The two contractors, James Mitchell and Bruce Jesson, "reverse engineered" the SERE program to produce what they considered sufficient pain and disorientation to make their victims "compliant." Neither Mitchell nor Jesson had ever conducted an actual interrogation. On the other hand, the CIA's chief of interrogations, and many of its field interrogators, protested the use of these methods, but were overridden by CIA headquarters. Those assigned to the Al Qaeda interrogations often had histories of abuse and instability, or in some cases no background at all in interrogation — which Dianne Feinstein highlighted in her presentation on the Senate floor Tuesday. Mitchell and Jessen, who were paid at least $81 million, not only oversaw the interrogations, but then evaluated their own work, of course claiming great success in eliciting high-value, "actionable intelligence."
The program bears the hallmarks of Cheney and the Straussians who, from inside the Bush and Obama presidencies, have been working to overturn traditional military/intelligence methods and come up with pretexts for endless wars.
The real question that needs to be answered is: would we have even had torture program if the 28 pages which detail the foreign sponsors of the September 11, 2001 attacks were made public when the Congressional Joint Inquiry report that they are a part of was published?
The real war on terror begins with the declassification of the 28 pages which detail who was financially supporting the terrorist cells inside the United States prior to the September 11 attacks.

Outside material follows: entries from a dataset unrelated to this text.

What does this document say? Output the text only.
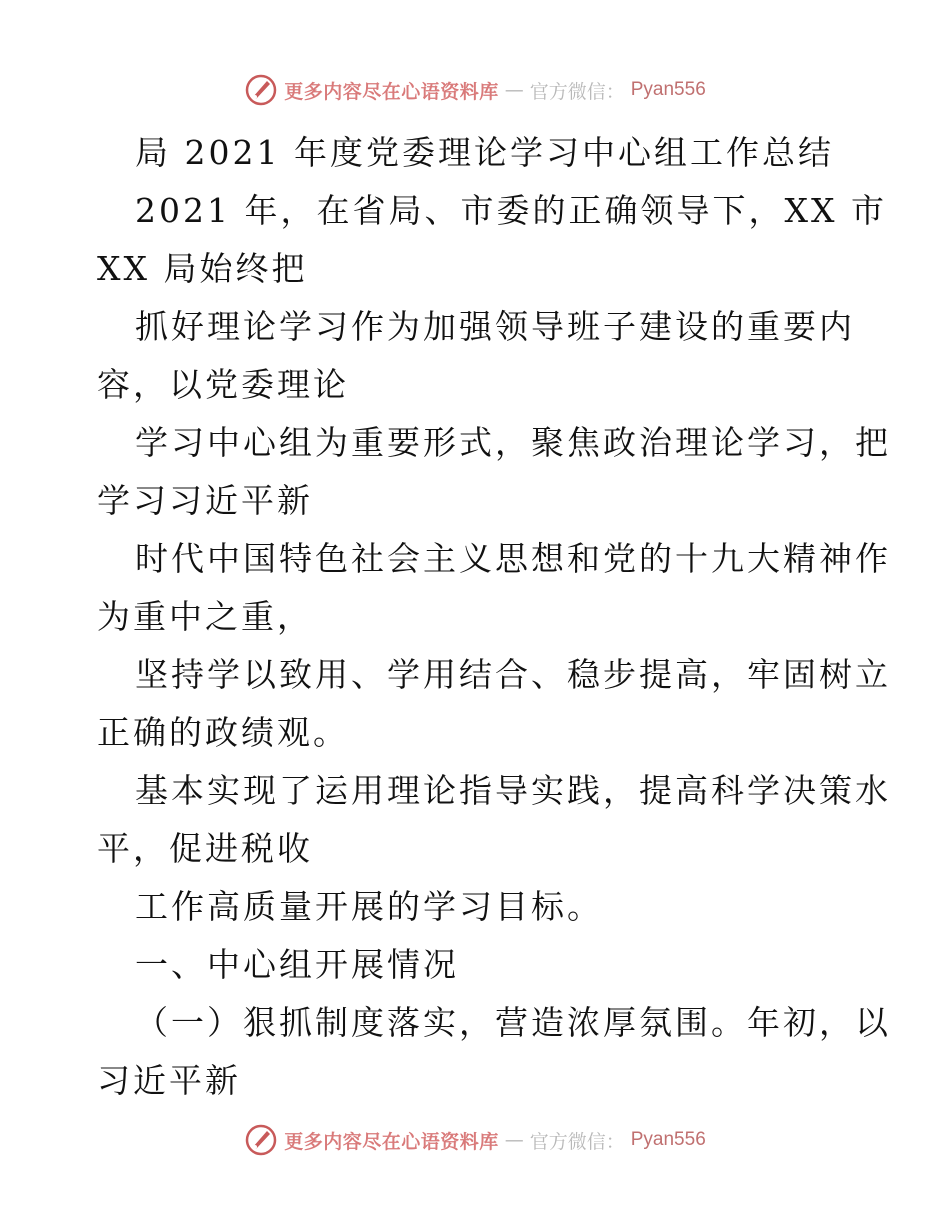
更多内容尽在心语资料库 — 官方微信： Pyan556
局 2021 年度党委理论学习中心组工作总结
2021 年，在省局、市委的正确领导下，XX 市
XX 局始终把
抓好理论学习作为加强领导班子建设的重要内
容，以党委理论
学习中心组为重要形式，聚焦政治理论学习，把
学习习近平新
时代中国特色社会主义思想和党的十九大精神作
为重中之重，
坚持学以致用、学用结合、稳步提高，牢固树立
正确的政绩观。
基本实现了运用理论指导实践，提高科学决策水
平，促进税收
工作高质量开展的学习目标。
一、中心组开展情况
（一）狠抓制度落实，营造浓厚氛围。年初，以
习近平新
更多内容尽在心语资料库 — 官方微信： Pyan556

In a December 9th article, "The CIA’s real failure? It pursued the wrong targets," in The Independent, Patrick Cockburn writes:
"But President George W. Bush and his administration were not only careful not to point the finger at Saudi Arabia, but had 28 pages of the official report on its role censored despite the pleas of the victims of 9/11. President Obama promised as a candidate to allow these pages to be published but has never done so."
While the publishing of Feinstein's torture report indicates that there is a significant faction within the U.S. federal government that is serious about waging an effective "war on terror," and knows that this kind of garbage, and the neo-con faction who have been protected by the Obama Administration for the last six years, has to be cleaned out of Washington, the real bombshell, if you want to rid the U.S. of the Bush legacy, is the declassification of the 28 pages.